World Allergy Organisation: Experts now working for a pan anti-allergy vaccine that checks a variety of allergies

By Syed Akbar
Hyderabad: Health experts are now working on a pan
anti-allergic vaccine that helps prevent a number of allergies in
people living across the globe.

Allergic reactions to foods, drugs, insect bites, chemicals and dust
are increasing the world over. At present, there is no general vaccine
that helps prevent or check allergies in people. Immunization
strategies followed by researchers at the University of Sheffield, UK,
showed promises of a potential anti-allergy vaccine designs in future.
It also targets human, horse and dog allergies simultaneously.

Sari Sabban from the University of Sheffield presented a research
paper on a pan allergy vaccine at the international scientific conference

of the World Allergy Organisation here. Sari Sabban conducted research
on rat serum. His immunization strategy was successful but did not fully
work as predicted. It however, laid significant foundations for future potential
anti-allergy vaccine designs.

The project involves development of an active anti-allergy
immunotherapy. As part of the study, the team at the University of
Sheffield injected a synthetic peptide derived from human IgE
(Immunoglobulin E) into rats. The experiment resulted in a rat serum
with strong antibody titer targeting the injected peptide.
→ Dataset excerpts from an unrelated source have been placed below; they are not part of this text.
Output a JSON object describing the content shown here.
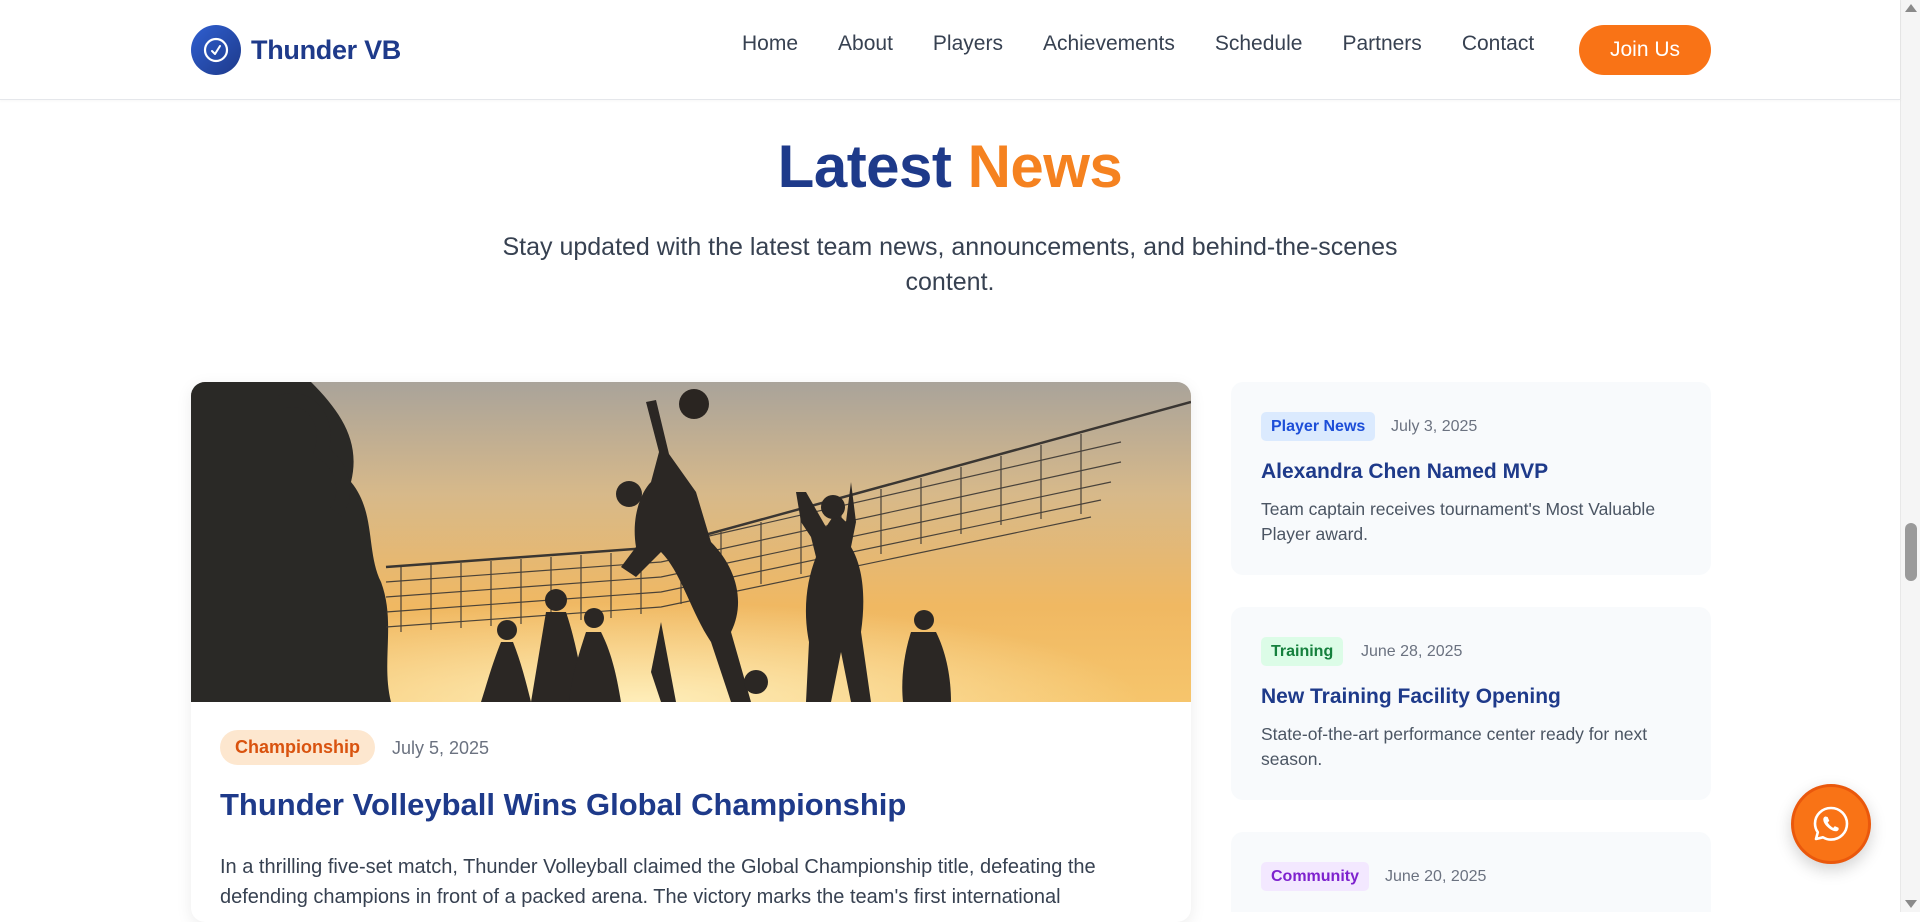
{
  "brand": {
    "name": "Thunder VB",
    "logo_icon": "volleyball-icon",
    "primary_color": "#1e3a8a",
    "accent_color": "#f97316"
  },
  "nav": {
    "items": [
      {
        "label": "Home"
      },
      {
        "label": "About"
      },
      {
        "label": "Players"
      },
      {
        "label": "Achievements"
      },
      {
        "label": "Schedule"
      },
      {
        "label": "Partners"
      },
      {
        "label": "Contact"
      }
    ],
    "cta_label": "Join Us"
  },
  "section": {
    "title_part1": "Latest",
    "title_part2": "News",
    "subtitle": "Stay updated with the latest team news, announcements, and behind-the-scenes content."
  },
  "featured": {
    "image_icon": "volleyball-sunset-photo",
    "tag": "Championship",
    "date": "July 5, 2025",
    "title": "Thunder Volleyball Wins Global Championship",
    "body": "In a thrilling five-set match, Thunder Volleyball claimed the Global Championship title, defeating the defending champions in front of a packed arena. The victory marks the team's first international"
  },
  "side_news": [
    {
      "tag": "Player News",
      "tag_color": "#1d4ed8",
      "tag_bg": "#dbeafe",
      "date": "July 3, 2025",
      "title": "Alexandra Chen Named MVP",
      "body": "Team captain receives tournament's Most Valuable Player award."
    },
    {
      "tag": "Training",
      "tag_color": "#15803d",
      "tag_bg": "#dcfce7",
      "date": "June 28, 2025",
      "title": "New Training Facility Opening",
      "body": "State-of-the-art performance center ready for next season."
    },
    {
      "tag": "Community",
      "tag_color": "#7e22ce",
      "tag_bg": "#f3e8ff",
      "date": "June 20, 2025",
      "title": "",
      "body": ""
    }
  ],
  "floating": {
    "icon": "whatsapp-icon"
  }
}
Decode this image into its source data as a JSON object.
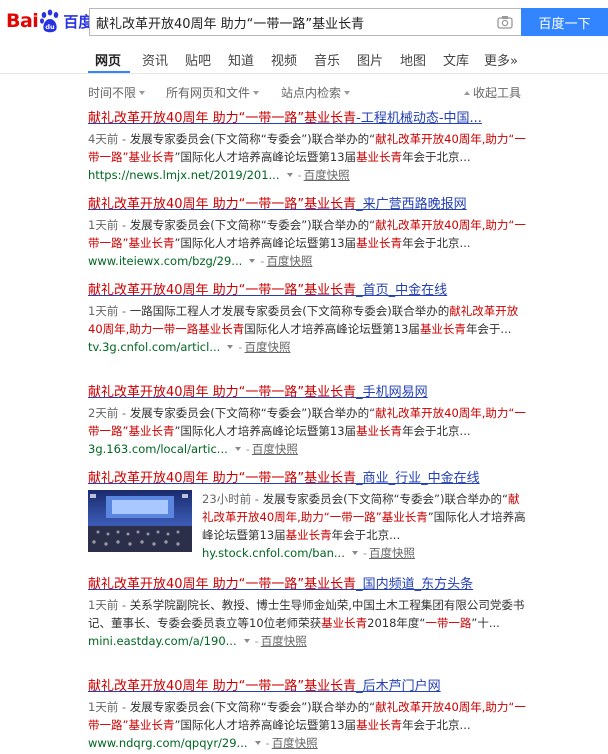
{
  "logo": {
    "left": "Bai",
    "right": "百度",
    "paw_char": "du"
  },
  "search": {
    "query": "献礼改革开放40周年 助力“一带一路”基业长青",
    "button": "百度一下"
  },
  "tabs": [
    "网页",
    "资讯",
    "贴吧",
    "知道",
    "视频",
    "音乐",
    "图片",
    "地图",
    "文库",
    "更多»"
  ],
  "tools": {
    "time": "时间不限",
    "file": "所有网页和文件",
    "site": "站点内检索",
    "collapse": "收起工具"
  },
  "colors": {
    "brand_red": "#e10602",
    "brand_blue": "#2932e1",
    "button_blue": "#3385ff",
    "link": "#2440b3",
    "highlight": "#c00",
    "url_green": "#006621"
  },
  "results": [
    {
      "title": [
        {
          "t": "献礼改革开放40周年 助力“一带一路”基业长青",
          "em": true
        },
        {
          "t": "-工程机械动态-中国...",
          "em": false
        }
      ],
      "abstract": [
        {
          "t": "4天前 - ",
          "g": true
        },
        {
          "t": "发展专家委员会(下文简称“专委会”)联合举办的“",
          "em": false
        },
        {
          "t": "献礼改革开放40周年,助力“一带一路”基业长青",
          "em": true
        },
        {
          "t": "”国际化人才培养高峰论坛暨第13届",
          "em": false
        },
        {
          "t": "基业长青",
          "em": true
        },
        {
          "t": "年会于北京...",
          "em": false
        }
      ],
      "url": "https://news.lmjx.net/2019/201...",
      "snap": "百度快照"
    },
    {
      "title": [
        {
          "t": "献礼改革开放40周年 助力“一带一路”基业长青",
          "em": true
        },
        {
          "t": "_来广营西路晚报网",
          "em": false
        }
      ],
      "abstract": [
        {
          "t": "1天前 - ",
          "g": true
        },
        {
          "t": "发展专家委员会(下文简称“专委会”)联合举办的“",
          "em": false
        },
        {
          "t": "献礼改革开放40周年,助力“一带一路”基业长青",
          "em": true
        },
        {
          "t": "”国际化人才培养高峰论坛暨第13届",
          "em": false
        },
        {
          "t": "基业长青",
          "em": true
        },
        {
          "t": "年会于北京...",
          "em": false
        }
      ],
      "url": "www.iteiewx.com/bzg/29...",
      "snap": "百度快照"
    },
    {
      "title": [
        {
          "t": "献礼改革开放40周年 助力“一带一路”基业长青",
          "em": true
        },
        {
          "t": "_首页_中金在线",
          "em": false
        }
      ],
      "abstract": [
        {
          "t": "1天前 - ",
          "g": true
        },
        {
          "t": "一路国际工程人才发展专家委员会(下文简称专委会)联合举办的",
          "em": false
        },
        {
          "t": "献礼改革开放40周年,助力一带一路基业长青",
          "em": true
        },
        {
          "t": "国际化人才培养高峰论坛暨第13届",
          "em": false
        },
        {
          "t": "基业长青",
          "em": true
        },
        {
          "t": "年会于...",
          "em": false
        }
      ],
      "url": "tv.3g.cnfol.com/articl...",
      "snap": "百度快照"
    },
    {
      "title": [
        {
          "t": "献礼改革开放40周年 助力“一带一路”基业长青",
          "em": true
        },
        {
          "t": "_手机网易网",
          "em": false
        }
      ],
      "abstract": [
        {
          "t": "2天前 - ",
          "g": true
        },
        {
          "t": "发展专家委员会(下文简称“专委会”)联合举办的“",
          "em": false
        },
        {
          "t": "献礼改革开放40周年,助力“一带一路”基业长青",
          "em": true
        },
        {
          "t": "”国际化人才培养高峰论坛暨第13届",
          "em": false
        },
        {
          "t": "基业长青",
          "em": true
        },
        {
          "t": "年会于北京...",
          "em": false
        }
      ],
      "url": "3g.163.com/local/artic...",
      "snap": "百度快照"
    },
    {
      "title": [
        {
          "t": "献礼改革开放40周年 助力“一带一路”基业长青",
          "em": true
        },
        {
          "t": "_商业_行业_中金在线",
          "em": false
        }
      ],
      "abstract": [
        {
          "t": "23小时前 - ",
          "g": true
        },
        {
          "t": "发展专家委员会(下文简称“专委会”)联合举办的“",
          "em": false
        },
        {
          "t": "献礼改革开放40周年,助力“一带一路”基业长青",
          "em": true
        },
        {
          "t": "”国际化人才培养高峰论坛暨第13届",
          "em": false
        },
        {
          "t": "基业长青",
          "em": true
        },
        {
          "t": "年会于北京...",
          "em": false
        }
      ],
      "url": "hy.stock.cnfol.com/ban...",
      "snap": "百度快照"
    },
    {
      "title": [
        {
          "t": "献礼改革开放40周年 助力“一带一路”基业长青",
          "em": true
        },
        {
          "t": "_国内频道_东方头条",
          "em": false
        }
      ],
      "abstract": [
        {
          "t": "1天前 - ",
          "g": true
        },
        {
          "t": "关系学院副院长、教授、博士生导师金灿荣,中国土木工程集团有限公司党委书记、董事长、专委会委员袁立等10位老师荣获",
          "em": false
        },
        {
          "t": "基业长青",
          "em": true
        },
        {
          "t": "2018年度“",
          "em": false
        },
        {
          "t": "一带一路",
          "em": true
        },
        {
          "t": "”十...",
          "em": false
        }
      ],
      "url": "mini.eastday.com/a/190...",
      "snap": "百度快照"
    },
    {
      "title": [
        {
          "t": "献礼改革开放40周年 助力“一带一路”基业长青",
          "em": true
        },
        {
          "t": "_后木芦门户网",
          "em": false
        }
      ],
      "abstract": [
        {
          "t": "1天前 - ",
          "g": true
        },
        {
          "t": "发展专家委员会(下文简称“专委会”)联合举办的“",
          "em": false
        },
        {
          "t": "献礼改革开放40周年,助力“一带一路”基业长青",
          "em": true
        },
        {
          "t": "”国际化人才培养高峰论坛暨第13届",
          "em": false
        },
        {
          "t": "基业长青",
          "em": true
        },
        {
          "t": "年会于北京...",
          "em": false
        }
      ],
      "url": "www.ndqrg.com/qpqyr/29...",
      "snap": "百度快照"
    }
  ]
}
Allergy is an increasing autoimmune disease in the developed world.
Current consensus is that allergy is the result of a misdirected
immune response directed towards ‘seemingly innocuous antigens’. Many
of the allergens have similarities with parasite proteins and it is
generally accepted that the IgE (Immunoglobulin E) response is a
normal defence mechanism against parasitic infestations, according to
Sari Sabban.

The conventional treatment of allergy is through pharmacotherapy where
corticosteroids are used to reduce the expression of inflammatory
proteins. Although effective, they do not combat the underlying cause
of allergy. Novel immunotherapeutic treatments have been developed
that immunize sufferers with anti-IgE antibodies, but this passive
immunization strategy is only temporary, and patients need to return
for follow-up injections.

The proposed pan anti-allergy vaccine will solve some of these
problems and help in preventing and controlling allergic reactions.